Monday, 8 March 2010

Performances of the Decade (Male)

It’s usually logical that the more recent we’ve seen a film; the more likely we are to remember it. But, that doesn’t usually work for me. My favourites don’t always end up being my favourites instantaneously but grow into treasures after months (sometimes years) of careful perusal. I suppose, for this reason, I should have just excised 2009 performances from being eligible for consideration but it wouldn’t be performances of the decade with nine years. And I couldn’t leave out Carey or this inclusion, which is not merely coincidental but well deserved.
      
#10 Ben Whishaw in Bright Star (2009)
It’s anyone’s guess what the Bright Star of the title refers to. Is it just emulating the title of Keats’ work, is Keats’ talent a bright star or does it refer to Fanny Brawne? – The bright star in Keats’ life. It’s possible for it to be indicative of each of the previous and perhaps even more. Still, Bright Star is a story of an artist, a poet. Even though Bright Star exists more as a study of John Keats through the eyes of Ms. Brawne, I think of Whishaw’s pensive stare whenever I hear the film’s title, even though Abbie’s performance is laudable. I’ve commented on Whishaw’s performance before, and it’s not the typical performance that gains laurels, and Bright Star didn’t catch on with the awards’ bodies at all so his chances of getting recognition were small. But when have I ever been swayed by the awards?
The thing is: I can understand why this performance doesn’t leap out at you. Subtlety has been remembered by critics and audiences before but the entire of Bright Star is crafted in such a low key that save for Schneider’s excellent Mr. Brown no one has the obvious eye catching roles. Of course, that makes their performances so much more treasured. I find it interesting that Ben and Carey are the two 2009 performances that make my list since they have such similarities between them – and not just the British aspect. Something I find provocative in both their performances is their use of expression – the unreadable glances that we often see in people on the streets. And he does need to make good with his expressions because he doesn’t have much time to convince us with words. When Campion does give him the strong lines they’re never thoughts aloud but more symbolic, and the story does leave him to focus on Fanny for long periods. He needs to make his impression felt immediately, and he does – even though he says little. What does Keats think of Fanny on their first meeting as he studies her with his eyes? When he stumbles while reciting his poem at the Brawne home that almost unnoticeable glance at Fanny just before tells us all we need to know. Subtlety.
But he does deliver on his spoken lines too. “The point of diving in a lake is not immediately to swim to shore but to be in the lake, to luxuriate in the sense of water.
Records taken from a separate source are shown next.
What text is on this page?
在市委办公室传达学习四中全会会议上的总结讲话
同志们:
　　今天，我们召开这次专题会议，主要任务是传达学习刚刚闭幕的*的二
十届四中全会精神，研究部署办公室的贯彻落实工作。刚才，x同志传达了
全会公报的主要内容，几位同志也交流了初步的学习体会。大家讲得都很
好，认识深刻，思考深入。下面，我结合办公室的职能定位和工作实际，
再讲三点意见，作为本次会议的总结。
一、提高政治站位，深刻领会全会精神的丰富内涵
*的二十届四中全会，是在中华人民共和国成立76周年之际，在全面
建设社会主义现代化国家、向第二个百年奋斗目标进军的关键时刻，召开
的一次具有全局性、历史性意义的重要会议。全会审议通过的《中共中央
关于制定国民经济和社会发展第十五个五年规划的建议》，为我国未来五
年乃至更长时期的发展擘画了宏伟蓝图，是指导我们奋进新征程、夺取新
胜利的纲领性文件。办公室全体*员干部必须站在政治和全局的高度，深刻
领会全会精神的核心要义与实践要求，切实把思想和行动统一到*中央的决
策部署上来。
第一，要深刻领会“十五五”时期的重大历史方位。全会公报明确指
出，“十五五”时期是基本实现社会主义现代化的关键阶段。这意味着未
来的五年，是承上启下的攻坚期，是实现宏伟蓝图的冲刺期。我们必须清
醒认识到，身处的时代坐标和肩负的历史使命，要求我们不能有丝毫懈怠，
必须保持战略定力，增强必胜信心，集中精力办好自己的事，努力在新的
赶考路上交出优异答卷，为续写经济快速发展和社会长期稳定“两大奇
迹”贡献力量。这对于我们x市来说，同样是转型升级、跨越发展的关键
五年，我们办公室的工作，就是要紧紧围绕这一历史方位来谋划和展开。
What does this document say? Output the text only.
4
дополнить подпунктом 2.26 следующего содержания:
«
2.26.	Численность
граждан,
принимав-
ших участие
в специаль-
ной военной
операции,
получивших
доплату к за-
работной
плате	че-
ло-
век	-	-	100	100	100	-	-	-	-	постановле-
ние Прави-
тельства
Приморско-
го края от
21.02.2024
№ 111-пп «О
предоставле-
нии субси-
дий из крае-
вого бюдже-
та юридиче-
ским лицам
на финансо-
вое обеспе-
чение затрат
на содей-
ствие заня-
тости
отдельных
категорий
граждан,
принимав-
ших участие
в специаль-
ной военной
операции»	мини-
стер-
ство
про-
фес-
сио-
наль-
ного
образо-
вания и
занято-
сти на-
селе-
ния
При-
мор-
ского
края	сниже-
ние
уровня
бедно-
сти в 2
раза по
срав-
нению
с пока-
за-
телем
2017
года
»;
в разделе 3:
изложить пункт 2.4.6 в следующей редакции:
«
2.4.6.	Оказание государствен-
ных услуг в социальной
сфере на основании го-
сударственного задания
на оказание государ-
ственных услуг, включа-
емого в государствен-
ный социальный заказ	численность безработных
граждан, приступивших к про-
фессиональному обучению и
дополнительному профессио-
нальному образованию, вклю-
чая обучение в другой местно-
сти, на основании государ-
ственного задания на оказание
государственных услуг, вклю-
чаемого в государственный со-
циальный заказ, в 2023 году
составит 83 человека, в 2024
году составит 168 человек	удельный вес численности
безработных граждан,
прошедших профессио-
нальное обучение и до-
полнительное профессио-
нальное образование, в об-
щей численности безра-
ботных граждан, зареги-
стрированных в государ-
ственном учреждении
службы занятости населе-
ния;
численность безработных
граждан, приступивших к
You do not work out the lake; it is an experience beyond thought.” It’s my favourite line reading of the film, and though it holds potency as written word it becomes so much more profound when Ben says it. He pours so much into his lines and his expressions match. When he tells Fanny towards the end I have a conscience, it is not just a trivial line or steadfastness to some religious oath. We believe that Keats wouldn’t go to bed Fanny, and we don’t doubt or disprove him because for the period before we’ve come to know him – completely – all because of the excellent portrayal of Ben Whishaw. He had an unenviable task, playing a poet that we not only love, but sometimes worship. The saintly connotations are difficult to avoid, and Whishaw delivers.
        
Bright Star has not been wholly loved by you bloggers? And I suppose that it’s not really the story of Keats – but that doesn’t make the performance any less laudable. It’s good regardless of what category you place it in. Right?

3 comments:

Nigel said...

yes, kudos to those expressive glances.

Remember the one Carey gave to Sarsgaad as they discussed sex? I just love that her glance was a mosaic of different sentiments----her curiosity of the unknown, fear, and the youthful innocence she eventually brought out as her eyes got a little teary.

Such detail.

Jose said...

You already know I love this one.
Watching the joy on his face as he climbed a tree was pure delight and made us imagine all the poems he wrote afterward.
The man was born to play poets (see also "I'm Not There").

Andrew: Encore Entertainment said...

nigel ...and you turn ben's moment into a carey one. (hee)

jose he really was born to play poets and such - it's probably the eyes.